Scientists explain why ice shelf shattered in Antarctica
Wednesday, August 14, 2013, 2:55 PM -
Ever since the summer of 2002, scientists have been wondering what caused a 12,000 year old ice shelf in Antarctica to shatter. This particular ice shelf is named the Larsen B and was responsible for creating about 3000 lakes— which later drained in the space of a week.
This long ice shelf is a part of the Larsen ice shelf which is located along the east coast of the Antarctic peninsula. It’s broken up into three segments known as Larsen A, Larsen B, and Larsen C.
The first indication that something was happening to the shelf was when the lakes began draining and disappearing. After this time, the 220 metre thick and 2,700km wide ice shelf began to break apart and disintegrate into small icebergs.

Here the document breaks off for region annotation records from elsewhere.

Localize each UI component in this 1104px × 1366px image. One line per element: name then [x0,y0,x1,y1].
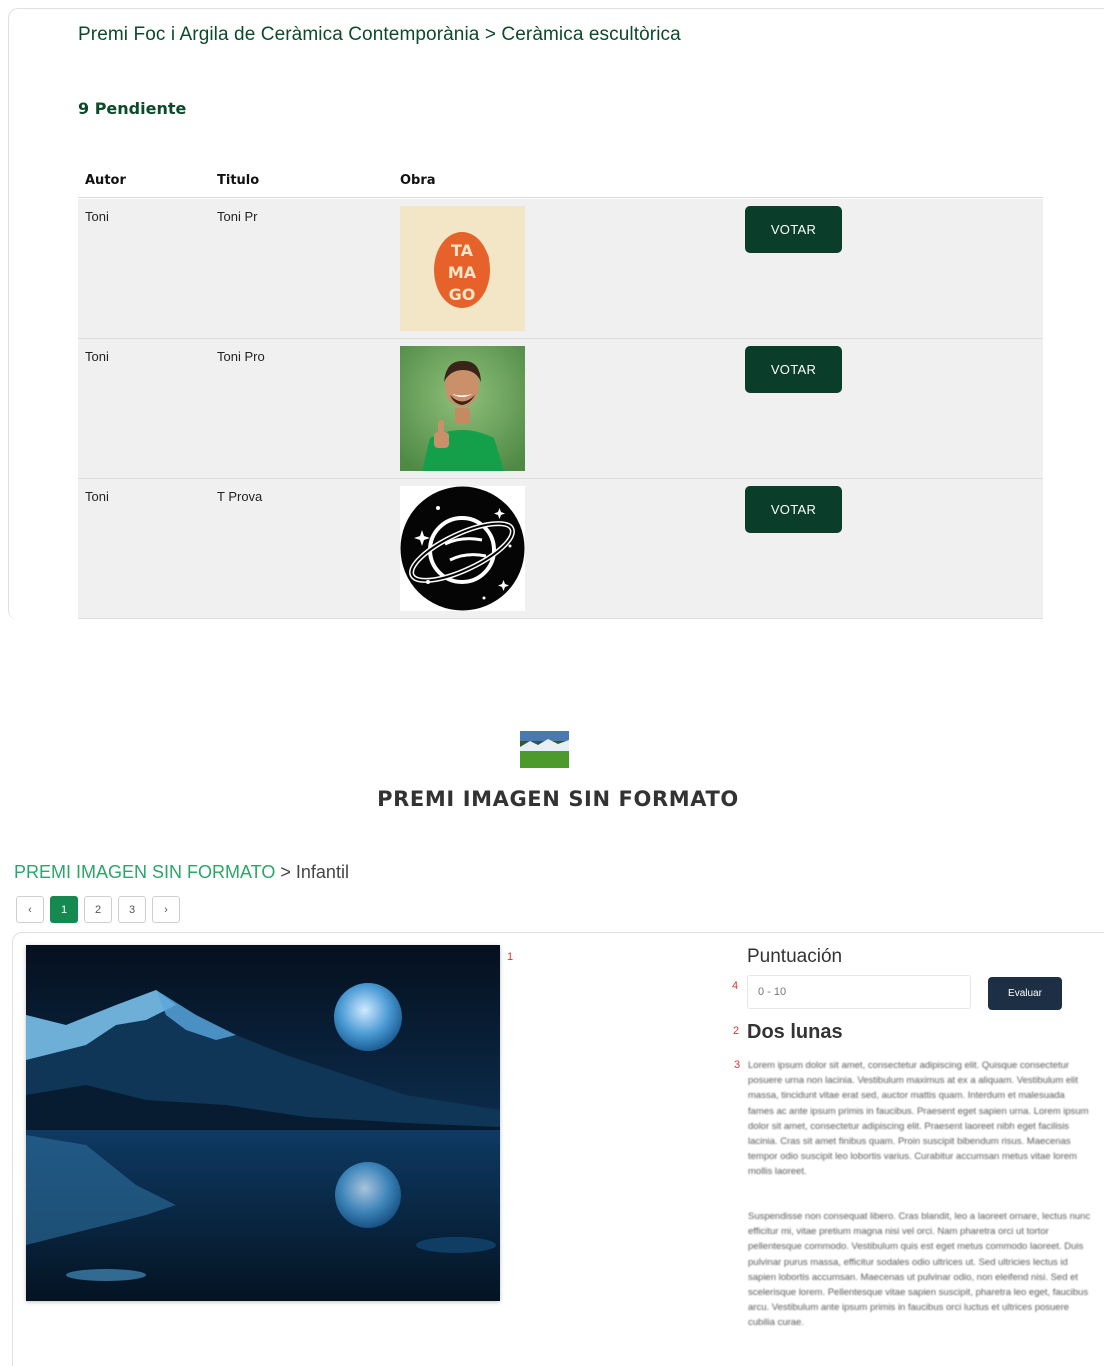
annotation-marker-4: 4 [732,980,739,992]
svg-text:MA: MA [448,263,477,282]
table-row: Toni Toni Pro VOTAR [78,339,1043,479]
category-breadcrumb: PREMI IMAGEN SIN FORMATO > Infantil [14,862,349,883]
annotation-marker-1: 1 [507,951,514,963]
contest-breadcrumb[interactable]: Premi Foc i Argila de Ceràmica Contempor… [78,24,681,46]
score-input[interactable] [747,975,971,1009]
vote-button[interactable]: VOTAR [745,486,842,533]
pagination-page-3[interactable]: 3 [118,896,146,923]
work-description-paragraph-2: Suspendisse non consequat libero. Cras b… [748,1211,1091,1329]
planet-icon-image[interactable] [400,486,525,611]
pagination: ‹ 1 2 3 › [16,896,180,923]
svg-text:TA: TA [451,241,474,260]
contest-title: PREMI IMAGEN SIN FORMATO [377,787,739,811]
svg-text:GO: GO [449,285,476,304]
annotation-marker-2: 2 [733,1025,740,1037]
author-cell: Toni [85,489,109,504]
column-header-work: Obra [400,173,436,188]
work-description-paragraph-1: Lorem ipsum dolor sit amet, consectetur … [748,1060,1089,1178]
author-cell: Toni [85,349,109,364]
title-cell: Toni Pro [217,349,265,364]
pending-count-title: 9 Pendiente [78,99,187,118]
table-row: Toni Toni Pr TA MA GO VOTAR [78,199,1043,339]
tamago-logo-image[interactable]: TA MA GO [400,206,525,331]
annotation-marker-3: 3 [734,1059,741,1071]
man-thumbs-up-photo[interactable] [400,346,525,471]
vote-button[interactable]: VOTAR [745,346,842,393]
artwork-photo[interactable] [26,945,500,1301]
column-header-title: Titulo [217,173,260,188]
score-label: Puntuación [747,946,843,967]
work-title: Dos lunas [747,1021,843,1043]
table-header: Autor Titulo Obra [78,172,1043,198]
breadcrumb-separator: > [280,862,291,882]
title-cell: T Prova [217,489,263,504]
pagination-page-2[interactable]: 2 [84,896,112,923]
pagination-prev-button[interactable]: ‹ [16,896,44,923]
pagination-page-1[interactable]: 1 [50,896,78,923]
author-cell: Toni [85,209,109,224]
evaluate-button[interactable]: Evaluar [988,977,1062,1010]
title-cell: Toni Pr [217,209,258,224]
table-row: Toni T Prova VOTAR [78,479,1043,619]
contest-logo-image [520,731,569,768]
column-header-author: Autor [85,173,126,188]
vote-button[interactable]: VOTAR [745,206,842,253]
breadcrumb-contest-link[interactable]: PREMI IMAGEN SIN FORMATO [14,862,275,882]
pagination-next-button[interactable]: › [152,896,180,923]
breadcrumb-current: Infantil [295,862,349,882]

A new study led by Douglas MacAyeal, a geophysicist at the University of Chicago, sheds light on why this may have happened. According to MacAyeal, the draining of the lakes is what caused the demise of the Larsen B ice shelf. This drainage then impacted the ice shelf as it changed the stress field in nearby areas. The resulting stress then contributed to numerous fractures that formed around the lake that were eventually big enough to shatter the ice shelf.

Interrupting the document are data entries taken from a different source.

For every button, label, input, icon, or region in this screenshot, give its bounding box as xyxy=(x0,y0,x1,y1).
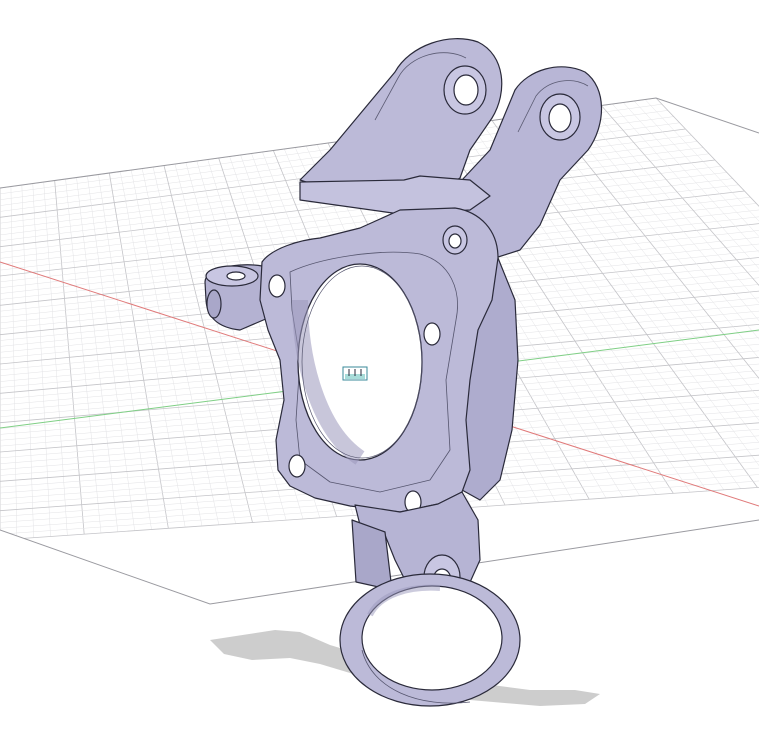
grid-line xyxy=(633,100,759,473)
3d-viewport[interactable] xyxy=(0,0,759,753)
top-shelf xyxy=(299,175,491,215)
bolt-hole xyxy=(268,274,286,298)
bolt-hole xyxy=(448,233,462,249)
bottom-ring[interactable] xyxy=(339,573,521,707)
bolt-hole xyxy=(288,454,306,478)
grid-line xyxy=(612,103,759,475)
hub-bore[interactable] xyxy=(292,263,423,465)
knuckle-part[interactable] xyxy=(204,38,603,707)
bolt-hole xyxy=(423,322,441,346)
grid-line xyxy=(546,112,759,482)
origin-marker-icon[interactable] xyxy=(342,366,368,381)
grid-line xyxy=(644,99,759,472)
viewport-canvas[interactable] xyxy=(0,0,759,753)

It all comes down to the elasticity of the ice. As one lake drains, the weight is taken off of the ice shelf and bounces back up.
MacAyeal explains that the fractures set off a sort of chain reaction. It was found that when one lake disappeared, fractures appeared under other lakes. And because the lakes were tightly packed together, the close proximity helped to weaken the ice shelf and contribute to fractures in surrounding lakes. So when one lake drained and fractured it caused a chain reaction with other lakes producing more and more fractures.

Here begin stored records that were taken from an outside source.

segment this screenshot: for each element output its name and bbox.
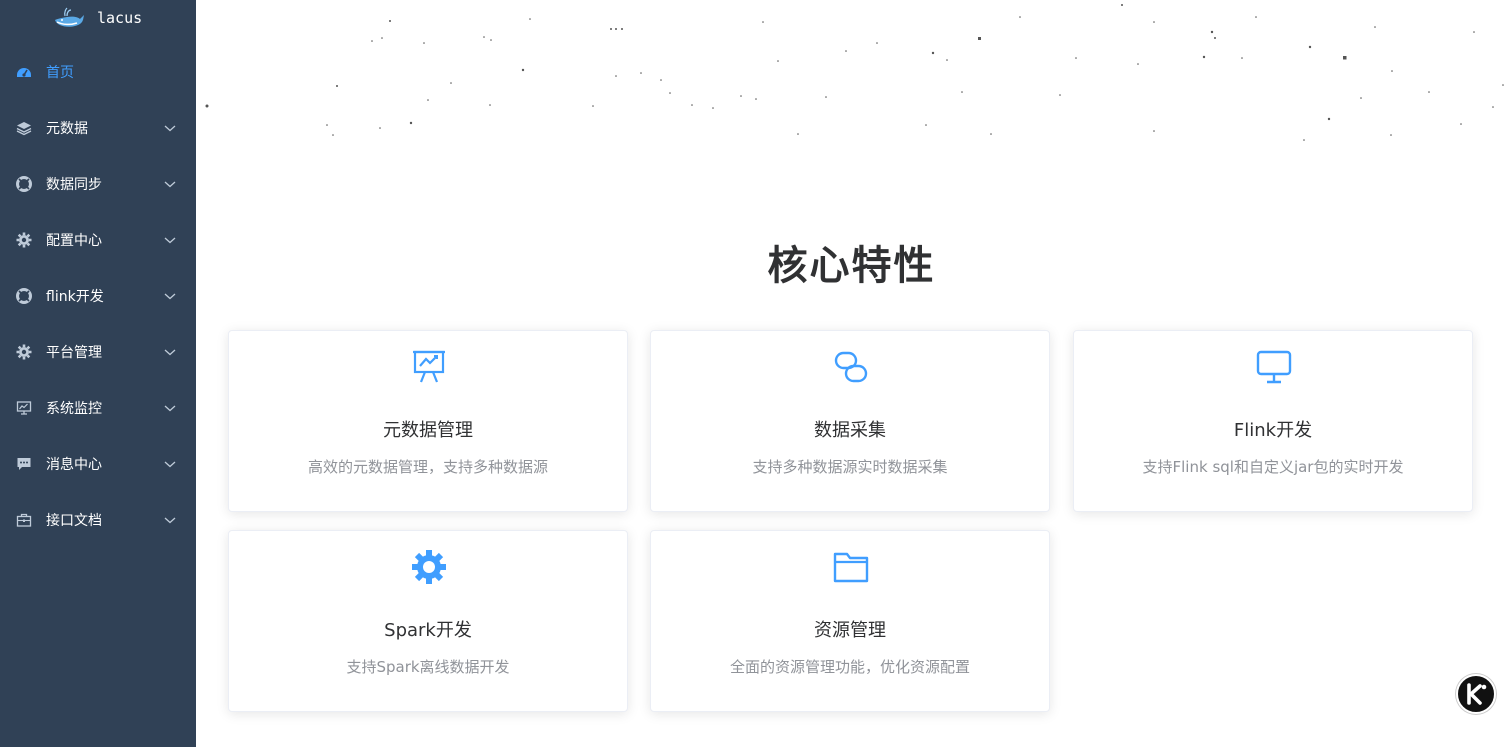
sidebar-item-system-monitor[interactable]: 系统监控: [0, 380, 196, 436]
feature-card-data-collection[interactable]: 数据采集 支持多种数据源实时数据采集: [650, 330, 1050, 512]
feature-card-metadata[interactable]: 元数据管理 高效的元数据管理，支持多种数据源: [228, 330, 628, 512]
feature-title: 数据采集: [814, 420, 886, 441]
feature-description: 高效的元数据管理，支持多种数据源: [307, 458, 548, 476]
sidebar-item-label: 元数据: [46, 121, 88, 137]
monitor-icon: [1256, 350, 1292, 384]
sidebar-item-platform-admin[interactable]: 平台管理: [0, 324, 196, 380]
gear-icon: [412, 550, 446, 584]
chevron-down-icon: [164, 237, 176, 244]
sidebar-item-label: 数据同步: [46, 177, 102, 193]
sidebar-item-metadata[interactable]: 元数据: [0, 100, 196, 156]
chevron-down-icon: [164, 293, 176, 300]
sidebar-item-api-docs[interactable]: 接口文档: [0, 492, 196, 548]
gear-icon: [16, 232, 32, 248]
sidebar-item-label: 平台管理: [46, 345, 102, 361]
chevron-down-icon: [164, 461, 176, 468]
chevron-down-icon: [164, 349, 176, 356]
chevron-down-icon: [164, 517, 176, 524]
logo-text: lacus: [97, 9, 143, 27]
link-icon: [834, 351, 868, 383]
feature-title: Spark开发: [384, 620, 472, 641]
main-content: 核心特性 元数据管理 高效的元数据管理，支持多种数据源 数据采集 支持多种数据源…: [196, 0, 1507, 747]
dashboard-icon: [17, 68, 31, 77]
feature-card-resource-mgmt[interactable]: 资源管理 全面的资源管理功能，优化资源配置: [650, 530, 1050, 712]
feature-title: 元数据管理: [383, 420, 473, 441]
chevron-down-icon: [164, 181, 176, 188]
sidebar-item-flink-dev[interactable]: flink开发: [0, 268, 196, 324]
chevron-down-icon: [164, 405, 176, 412]
lifebuoy-icon: [16, 288, 32, 304]
briefcase-icon: [16, 513, 32, 527]
feature-card-flink-dev[interactable]: Flink开发 支持Flink sql和自定义jar包的实时开发: [1073, 330, 1473, 512]
sidebar-item-label: 系统监控: [46, 401, 102, 417]
feature-description: 全面的资源管理功能，优化资源配置: [729, 658, 970, 676]
sidebar-item-config-center[interactable]: 配置中心: [0, 212, 196, 268]
feature-card-spark-dev[interactable]: Spark开发 支持Spark离线数据开发: [228, 530, 628, 712]
floating-assistant-button[interactable]: [1456, 674, 1496, 714]
sidebar: lacus 首页 元数据 数据同步 配置中心 flink开发 平台管理 系统监控…: [0, 0, 196, 747]
sidebar-item-label: flink开发: [46, 289, 104, 305]
folder-icon: [833, 552, 869, 583]
chevron-down-icon: [164, 125, 176, 132]
k-logo-icon: [1467, 683, 1487, 705]
sidebar-item-label: 配置中心: [46, 233, 102, 249]
sidebar-item-label: 首页: [46, 65, 74, 81]
monitor-chart-icon: [16, 401, 32, 415]
feature-description: 支持Flink sql和自定义jar包的实时开发: [1142, 458, 1404, 476]
chat-bubble-icon: [17, 458, 31, 470]
whale-logo-icon: [55, 7, 84, 27]
presentation-chart-icon: [413, 350, 445, 383]
sidebar-item-home[interactable]: 首页: [0, 44, 196, 100]
sidebar-item-label: 消息中心: [46, 457, 102, 473]
sidebar-item-data-sync[interactable]: 数据同步: [0, 156, 196, 212]
gear-icon: [16, 344, 32, 360]
feature-description: 支持多种数据源实时数据采集: [752, 458, 948, 476]
particle-background: [205, 4, 1504, 141]
section-title: 核心特性: [767, 243, 936, 289]
logo[interactable]: lacus: [0, 0, 196, 40]
feature-title: 资源管理: [814, 620, 886, 641]
layers-icon: [16, 122, 32, 136]
sidebar-item-label: 接口文档: [46, 513, 102, 529]
sidebar-item-message-center[interactable]: 消息中心: [0, 436, 196, 492]
lifebuoy-icon: [16, 176, 32, 192]
feature-title: Flink开发: [1233, 420, 1313, 441]
feature-description: 支持Spark离线数据开发: [346, 658, 510, 676]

Scientists found that each drained lake left a ring fracture that was about 4,000 metres wide.
The Larsen B ice shelf is not the only one to have disintegrated. Of the three sections that make up the Larsen ice shelf, Larsen A, also disintegrated in January 1995. This leaves Larsen C as the only section left. At this time it appears to be stable, although scientists believe that if the localized warming continues at its current rate, it will also be gone in the foreseeable future.